Центральный вокзал в Граце, увенчанный часами на башне города всенародного ликования, практически весь изукрашен знаменами со свастикой. Можно утонуть в этом море красных знамен, которое мне куда ближе и для меня куда привлекательней, чем Красное море древних иудеев, по которому аки посуху послала моего пра-пра-прадеда Капитанша. Я прижимаюсь к окну, чтобы хотя бы так оказаться — пусть всего лишь на пядь, ближе к этому великолепию знамен и буйству красок, но Капитанша нежно отводит меня в дальний угол купе и словно в шутку накрывает мне ладонью глаза. Но тут мне на помощь приходит приветливый господин, сидящий у окна. Вежливо, но недвусмысленно он ставит Капитаншу на подобающее ей место:
— Пустите ребенка к окну! Вы ведь видите, какую радость доставляют ему знамена!
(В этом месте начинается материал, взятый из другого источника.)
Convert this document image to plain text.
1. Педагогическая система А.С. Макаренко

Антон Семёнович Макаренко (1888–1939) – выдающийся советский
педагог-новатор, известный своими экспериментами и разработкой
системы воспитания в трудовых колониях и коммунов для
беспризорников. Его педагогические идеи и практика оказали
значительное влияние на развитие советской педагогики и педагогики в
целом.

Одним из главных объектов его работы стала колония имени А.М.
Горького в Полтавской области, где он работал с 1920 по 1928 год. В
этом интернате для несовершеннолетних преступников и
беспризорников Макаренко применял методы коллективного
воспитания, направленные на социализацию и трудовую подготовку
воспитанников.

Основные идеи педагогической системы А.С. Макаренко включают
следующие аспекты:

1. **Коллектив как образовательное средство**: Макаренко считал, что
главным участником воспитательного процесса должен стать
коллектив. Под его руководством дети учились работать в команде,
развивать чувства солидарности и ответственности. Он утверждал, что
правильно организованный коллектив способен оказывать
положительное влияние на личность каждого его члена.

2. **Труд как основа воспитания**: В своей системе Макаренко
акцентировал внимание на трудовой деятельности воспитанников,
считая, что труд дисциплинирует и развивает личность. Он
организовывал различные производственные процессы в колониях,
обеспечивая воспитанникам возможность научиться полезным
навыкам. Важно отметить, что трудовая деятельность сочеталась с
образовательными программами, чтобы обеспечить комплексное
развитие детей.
Разумеется, здесь, в Граце, никак нельзя было догадаться о том, насколько хорошо изукрашены — да и изукрашены ли вообще — все вокзалы в Вене…
ИЛЛЮСТРАЦИИ
«ДОРОГОЙ РУССКИЙ ЧИТАТЕЛЬ!» или
ИСТОРИЧЕСКИЕ ПРОТОТИПЫ МОИХ ГЕРОЕВ, МЕСТ И СОБЫТИЙ
Сначала я задумал эдакое амбициозное послесловие с прямо-таки царственным названием «Моя Россия!» В нем я хотел поведать о моих «русских приключениях», которые хотя и восходят к моему детству после Второй мировой войны, но являются все же скорее «русскими приключениями» из вторых рук, «приключениями» с русскими людьми и русскими солдатами из советской оккупационной армии между 1945 и 1955 годами, — и «приключениями» с русской литературой и искусством, которые я люблю и которые мне близки. После моего первого посещения вашей страны, — недельного пребывания в Санкт-Петербурге и знакомства с ним с помощью Светланы и Геннадия Каганов в июле 1999 года, — я от этого плана отказался, потому что убедился, насколько мало знаю о самой стране, о русской земле и как еще далек от ее понимания! И все же мне хотелось упомянуть здесь некоторые мгновения, так сказать несколько русских «моментальных снимков», которые издавна связывают меня, человека с хорошо развитым зрительным восприятием, каковым я являюсь в силу моих склонностей и специальности, с огромным «полотном» по имени Россия.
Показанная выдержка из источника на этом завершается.